Я посмотрел на нее – она не придурялась.
–Варвара Николаевна, сколько вам лет?
–Двадцать один…
–Понятно. В таком случае пойдите в библиотеку и возьмите там книгу почитать. Называется «Двенадцать стульев». Авторы – Илья Ильф и Евгений Петров. Когда прочитаете, мне расскажете.
–Я, Вадим Сергеевич, сегодня же из Интернета скачаю,– послушно записала в телефон название романа Присси-Варя, и я не без ужаса убедился в том, что она действительно не знает, что такое «Двенадцать стульев». Ей-богу, меня бы больше устроило, если бы она меня разыграла. Но одновременно я почему-то развеселился.

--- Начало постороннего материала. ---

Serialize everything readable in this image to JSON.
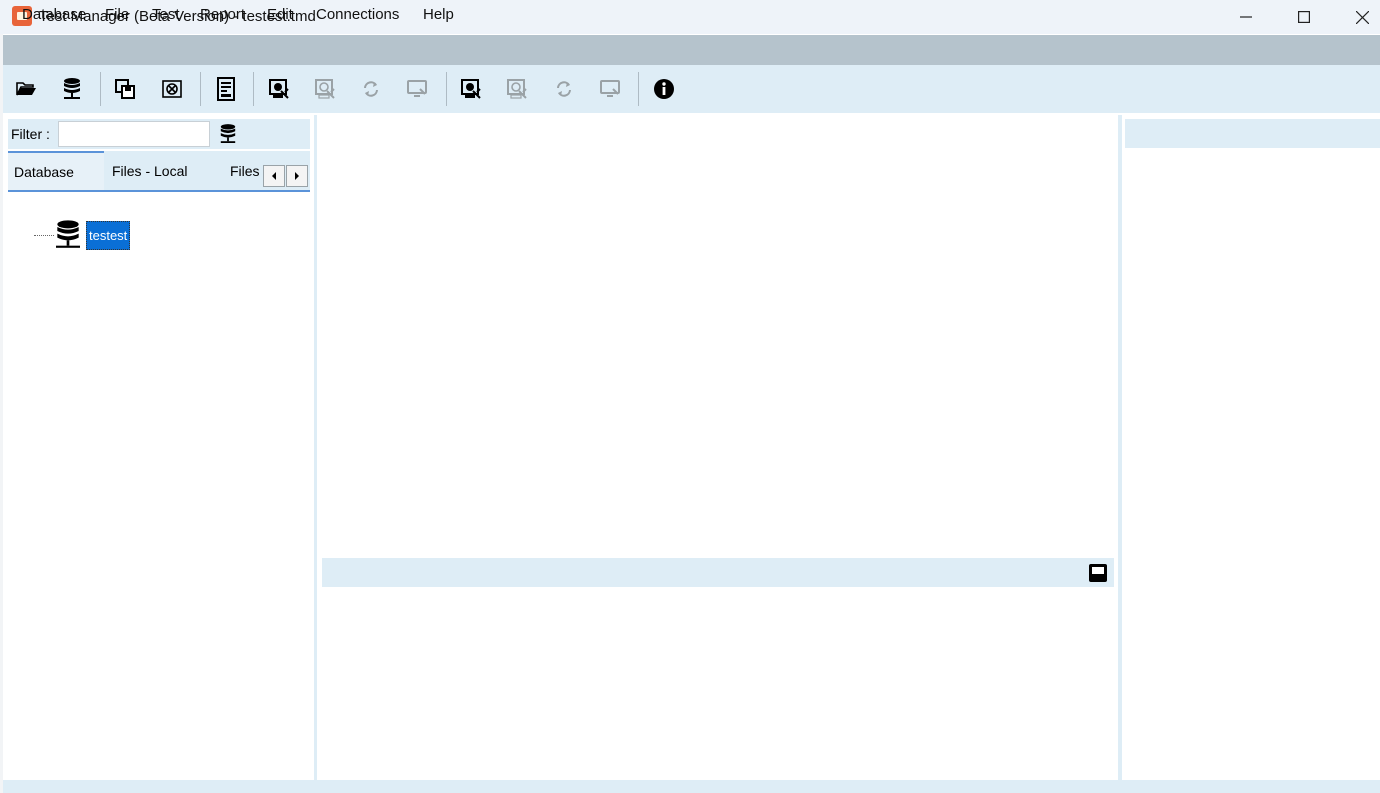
{
  "window": {
    "title": "Test Manager (Beta Version) - testest.tmd",
    "controls": {
      "minimize": "—",
      "maximize": "☐",
      "close": "✕"
    }
  },
  "menu": {
    "items": [
      "Database",
      "File",
      "Test",
      "Report",
      "Edit",
      "Connections",
      "Help"
    ]
  },
  "toolbar": {
    "buttons": [
      {
        "icon": "open-folder-icon",
        "enabled": true
      },
      {
        "icon": "database-icon",
        "enabled": true
      },
      {
        "icon": "save-copy-icon",
        "enabled": true
      },
      {
        "icon": "close-doc-icon",
        "enabled": true
      },
      {
        "icon": "report-icon",
        "enabled": true
      },
      {
        "icon": "connect-icon",
        "enabled": true
      },
      {
        "icon": "connect-icon",
        "enabled": false
      },
      {
        "icon": "refresh-icon",
        "enabled": false
      },
      {
        "icon": "monitor-icon",
        "enabled": false
      },
      {
        "icon": "connect-icon",
        "enabled": true
      },
      {
        "icon": "connect-icon",
        "enabled": false
      },
      {
        "icon": "refresh-icon",
        "enabled": false
      },
      {
        "icon": "monitor-icon",
        "enabled": false
      },
      {
        "icon": "info-icon",
        "enabled": true
      }
    ]
  },
  "left_panel": {
    "filter": {
      "label": "Filter :",
      "value": "",
      "placeholder": ""
    },
    "tabs": [
      "Database",
      "Files - Local",
      "Files"
    ],
    "active_tab": "Database",
    "tree": [
      {
        "label": "testest",
        "icon": "database-icon",
        "selected": true
      }
    ]
  },
  "colors": {
    "panel_bg": "#deedf6",
    "menubar_bg": "#b5c3cc",
    "selection": "#0a6fd6",
    "tab_accent": "#5b93d9"
  }
}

–Мои прекрасные, замечательные, унесенные ветром коллеги! Все будет хорошо. Все будет просто отлично! У нас впереди еще прекрасная долгая жизнь. Концертмейстер, прошу к роялю,– я сделал завершающий дискуссию округлый жест двумя руками.– Мы начинаем с песни рабов, возвращающихся после работы с поля.
–И все как один с кукурузными початками в штанах,– добавила Надежда-Скарлетт с вполне миролюбивым выражением лица и тоже пошла на свое условное место – встречать рабов. После хора была ее ария.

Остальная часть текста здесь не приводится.